The Department of Conservation is warning anglers not to eat trout in areas where 1080 poison has been dropped - a reversal of its position seven months ago.
The caution comes just days before the trout fishing season opens on October 1.
Preliminary results of a DoC-commissioned study by the Cawthron Research Institute has shown the flesh of trout that ate mice containing the toxin would have levels of 1080 that exceeded New Zealand Food Safety Authority limits.
The warning is in contrast to the department's rejection, in February this year, of claims by the Federation of Freshwater Anglers that people should not eat trout because of a risk the poison could be present in the flesh of trout and eels.
Yesterday, DoC advised anglers to take a "zero risk" approach and not eat fish from catchments where 1080 had been dropped.

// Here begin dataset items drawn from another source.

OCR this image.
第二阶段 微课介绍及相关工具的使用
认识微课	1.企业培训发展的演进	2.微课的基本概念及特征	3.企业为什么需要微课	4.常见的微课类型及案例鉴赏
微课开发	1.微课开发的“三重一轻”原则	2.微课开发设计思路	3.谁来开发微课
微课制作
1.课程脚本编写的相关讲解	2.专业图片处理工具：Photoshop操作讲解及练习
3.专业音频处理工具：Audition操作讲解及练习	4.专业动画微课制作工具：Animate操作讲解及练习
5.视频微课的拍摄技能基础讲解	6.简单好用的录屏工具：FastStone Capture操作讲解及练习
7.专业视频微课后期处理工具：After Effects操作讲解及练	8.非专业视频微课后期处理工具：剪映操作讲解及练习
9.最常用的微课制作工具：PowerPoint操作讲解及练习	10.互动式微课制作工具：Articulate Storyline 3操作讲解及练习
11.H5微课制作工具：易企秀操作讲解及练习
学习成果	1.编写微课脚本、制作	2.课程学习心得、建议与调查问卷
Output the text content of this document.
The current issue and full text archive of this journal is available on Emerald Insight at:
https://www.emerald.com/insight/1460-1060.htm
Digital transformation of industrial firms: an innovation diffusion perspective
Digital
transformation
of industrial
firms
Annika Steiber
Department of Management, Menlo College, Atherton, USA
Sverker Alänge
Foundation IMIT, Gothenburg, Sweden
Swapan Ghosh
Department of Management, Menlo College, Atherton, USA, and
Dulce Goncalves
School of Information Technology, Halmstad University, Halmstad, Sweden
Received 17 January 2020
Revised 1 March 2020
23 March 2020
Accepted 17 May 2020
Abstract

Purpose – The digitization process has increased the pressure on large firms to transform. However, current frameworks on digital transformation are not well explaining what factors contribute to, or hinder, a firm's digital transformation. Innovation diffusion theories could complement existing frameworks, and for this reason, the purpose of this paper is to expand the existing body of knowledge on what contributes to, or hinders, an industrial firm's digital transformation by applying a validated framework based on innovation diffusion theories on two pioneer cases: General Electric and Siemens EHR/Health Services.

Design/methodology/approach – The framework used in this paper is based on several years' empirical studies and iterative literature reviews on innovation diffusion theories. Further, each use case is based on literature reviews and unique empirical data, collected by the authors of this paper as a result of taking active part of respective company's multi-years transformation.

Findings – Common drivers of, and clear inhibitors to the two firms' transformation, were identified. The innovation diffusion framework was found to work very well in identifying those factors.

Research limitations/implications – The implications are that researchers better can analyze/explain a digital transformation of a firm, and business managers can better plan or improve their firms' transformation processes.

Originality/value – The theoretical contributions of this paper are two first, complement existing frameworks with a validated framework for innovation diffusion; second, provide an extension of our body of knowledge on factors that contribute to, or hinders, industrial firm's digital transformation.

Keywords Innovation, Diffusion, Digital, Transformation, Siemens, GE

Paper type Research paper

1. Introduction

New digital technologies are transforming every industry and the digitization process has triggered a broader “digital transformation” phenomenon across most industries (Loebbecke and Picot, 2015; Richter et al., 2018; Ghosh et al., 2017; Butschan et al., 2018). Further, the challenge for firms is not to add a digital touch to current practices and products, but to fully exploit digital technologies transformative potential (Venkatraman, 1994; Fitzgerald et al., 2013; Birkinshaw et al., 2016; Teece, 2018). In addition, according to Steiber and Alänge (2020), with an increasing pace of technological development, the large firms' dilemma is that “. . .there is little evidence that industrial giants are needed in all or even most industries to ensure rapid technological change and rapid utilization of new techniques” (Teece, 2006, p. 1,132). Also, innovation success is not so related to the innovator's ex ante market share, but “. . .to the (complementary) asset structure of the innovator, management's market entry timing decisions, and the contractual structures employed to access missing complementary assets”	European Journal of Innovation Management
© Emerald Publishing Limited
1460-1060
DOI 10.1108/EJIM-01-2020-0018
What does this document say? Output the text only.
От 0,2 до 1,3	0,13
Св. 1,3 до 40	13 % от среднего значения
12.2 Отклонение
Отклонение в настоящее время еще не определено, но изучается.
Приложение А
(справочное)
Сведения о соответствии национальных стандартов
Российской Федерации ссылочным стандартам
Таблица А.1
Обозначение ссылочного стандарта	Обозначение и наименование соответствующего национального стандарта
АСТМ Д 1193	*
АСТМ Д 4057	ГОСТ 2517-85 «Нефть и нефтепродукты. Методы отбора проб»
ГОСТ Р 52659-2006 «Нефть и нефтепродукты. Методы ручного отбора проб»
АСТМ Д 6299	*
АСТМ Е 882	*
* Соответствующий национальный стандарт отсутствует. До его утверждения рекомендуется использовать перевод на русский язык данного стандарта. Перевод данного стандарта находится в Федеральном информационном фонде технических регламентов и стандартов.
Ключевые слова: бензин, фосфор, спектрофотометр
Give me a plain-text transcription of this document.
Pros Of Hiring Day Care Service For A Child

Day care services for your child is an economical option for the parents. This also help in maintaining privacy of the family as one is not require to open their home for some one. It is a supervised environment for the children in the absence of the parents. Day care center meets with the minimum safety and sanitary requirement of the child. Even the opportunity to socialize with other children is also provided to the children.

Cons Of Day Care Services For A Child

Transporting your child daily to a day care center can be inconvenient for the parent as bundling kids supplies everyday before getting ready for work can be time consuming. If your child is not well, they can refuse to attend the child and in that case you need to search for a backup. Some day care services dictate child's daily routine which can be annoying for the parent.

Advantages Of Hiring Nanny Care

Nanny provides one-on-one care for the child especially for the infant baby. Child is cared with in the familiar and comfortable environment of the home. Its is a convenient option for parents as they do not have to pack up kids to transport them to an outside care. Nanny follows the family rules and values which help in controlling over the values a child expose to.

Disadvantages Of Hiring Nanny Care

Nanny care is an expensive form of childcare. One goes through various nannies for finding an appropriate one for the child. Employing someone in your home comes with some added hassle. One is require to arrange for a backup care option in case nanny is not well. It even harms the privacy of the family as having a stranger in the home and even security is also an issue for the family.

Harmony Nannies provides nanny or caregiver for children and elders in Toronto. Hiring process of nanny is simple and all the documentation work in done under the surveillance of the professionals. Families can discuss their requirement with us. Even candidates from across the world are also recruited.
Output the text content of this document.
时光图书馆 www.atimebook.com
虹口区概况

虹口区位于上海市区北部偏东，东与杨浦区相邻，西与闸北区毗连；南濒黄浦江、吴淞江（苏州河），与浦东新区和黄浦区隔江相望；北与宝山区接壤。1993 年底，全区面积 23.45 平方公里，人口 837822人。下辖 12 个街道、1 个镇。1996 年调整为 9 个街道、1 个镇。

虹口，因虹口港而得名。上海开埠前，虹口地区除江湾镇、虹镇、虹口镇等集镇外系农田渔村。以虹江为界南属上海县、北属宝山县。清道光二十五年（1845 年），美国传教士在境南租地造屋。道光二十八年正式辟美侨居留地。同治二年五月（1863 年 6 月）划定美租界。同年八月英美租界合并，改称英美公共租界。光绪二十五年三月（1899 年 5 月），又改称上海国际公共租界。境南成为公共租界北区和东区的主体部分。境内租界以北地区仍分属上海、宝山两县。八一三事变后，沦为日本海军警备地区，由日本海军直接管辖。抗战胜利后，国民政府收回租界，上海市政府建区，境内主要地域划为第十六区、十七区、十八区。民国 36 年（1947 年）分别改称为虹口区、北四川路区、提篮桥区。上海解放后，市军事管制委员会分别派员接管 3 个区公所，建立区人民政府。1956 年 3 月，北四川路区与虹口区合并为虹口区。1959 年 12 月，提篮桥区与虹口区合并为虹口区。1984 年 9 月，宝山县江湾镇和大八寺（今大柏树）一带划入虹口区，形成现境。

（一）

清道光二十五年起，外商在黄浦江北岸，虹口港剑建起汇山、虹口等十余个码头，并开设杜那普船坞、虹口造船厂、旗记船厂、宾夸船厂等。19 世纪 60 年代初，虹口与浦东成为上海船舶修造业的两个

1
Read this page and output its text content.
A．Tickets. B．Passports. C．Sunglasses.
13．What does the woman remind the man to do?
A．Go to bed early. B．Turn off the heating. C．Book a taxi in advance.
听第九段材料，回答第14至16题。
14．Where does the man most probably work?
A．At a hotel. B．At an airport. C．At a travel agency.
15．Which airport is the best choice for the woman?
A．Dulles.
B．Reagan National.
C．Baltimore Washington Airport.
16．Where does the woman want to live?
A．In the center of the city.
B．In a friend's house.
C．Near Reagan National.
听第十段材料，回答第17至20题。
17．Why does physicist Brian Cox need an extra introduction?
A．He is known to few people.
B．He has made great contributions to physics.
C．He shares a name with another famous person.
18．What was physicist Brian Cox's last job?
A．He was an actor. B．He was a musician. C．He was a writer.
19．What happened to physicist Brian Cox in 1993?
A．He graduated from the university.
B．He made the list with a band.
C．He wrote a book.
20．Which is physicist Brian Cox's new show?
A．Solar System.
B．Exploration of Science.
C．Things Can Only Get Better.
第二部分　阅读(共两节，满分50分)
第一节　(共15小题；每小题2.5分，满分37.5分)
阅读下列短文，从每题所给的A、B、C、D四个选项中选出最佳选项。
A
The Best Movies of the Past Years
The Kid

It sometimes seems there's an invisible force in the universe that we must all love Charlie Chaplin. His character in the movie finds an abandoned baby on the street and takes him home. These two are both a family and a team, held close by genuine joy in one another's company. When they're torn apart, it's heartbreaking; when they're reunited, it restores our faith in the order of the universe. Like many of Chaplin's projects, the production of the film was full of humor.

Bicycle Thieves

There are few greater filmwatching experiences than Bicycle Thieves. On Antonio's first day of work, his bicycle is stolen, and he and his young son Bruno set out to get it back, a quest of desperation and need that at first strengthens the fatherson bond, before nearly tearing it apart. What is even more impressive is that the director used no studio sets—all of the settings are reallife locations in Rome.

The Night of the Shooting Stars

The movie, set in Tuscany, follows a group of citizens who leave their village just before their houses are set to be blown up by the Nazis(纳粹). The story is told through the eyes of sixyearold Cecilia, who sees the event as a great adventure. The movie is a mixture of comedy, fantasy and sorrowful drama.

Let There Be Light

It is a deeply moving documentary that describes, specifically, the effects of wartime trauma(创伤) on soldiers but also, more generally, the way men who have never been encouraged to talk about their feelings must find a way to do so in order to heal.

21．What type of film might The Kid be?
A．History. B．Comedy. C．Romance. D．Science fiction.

But the department said the risk to human health was extremely low.
"Researchers calculated that at these levels, an 80kg adult would need to eat more than 14 tonnes of trout flesh in one serving to have a 50 per cent chance of receiving a fatal dose."
Bryce Johnson of Fish and Game said he thought DoC had played down the issue in its statement.
"They commissioned the research. If they're saying take a zero-risk approach, and in the next breath saying you've got to eat 14 tonnes of trout flesh, it makes a mockery of their own advice."
David Haynes of the New Zealand Federation of Freshwater Anglers said research showed trout that had eaten a single poisoned mouse could contain more than 40 times the Food Safety Authority Limits.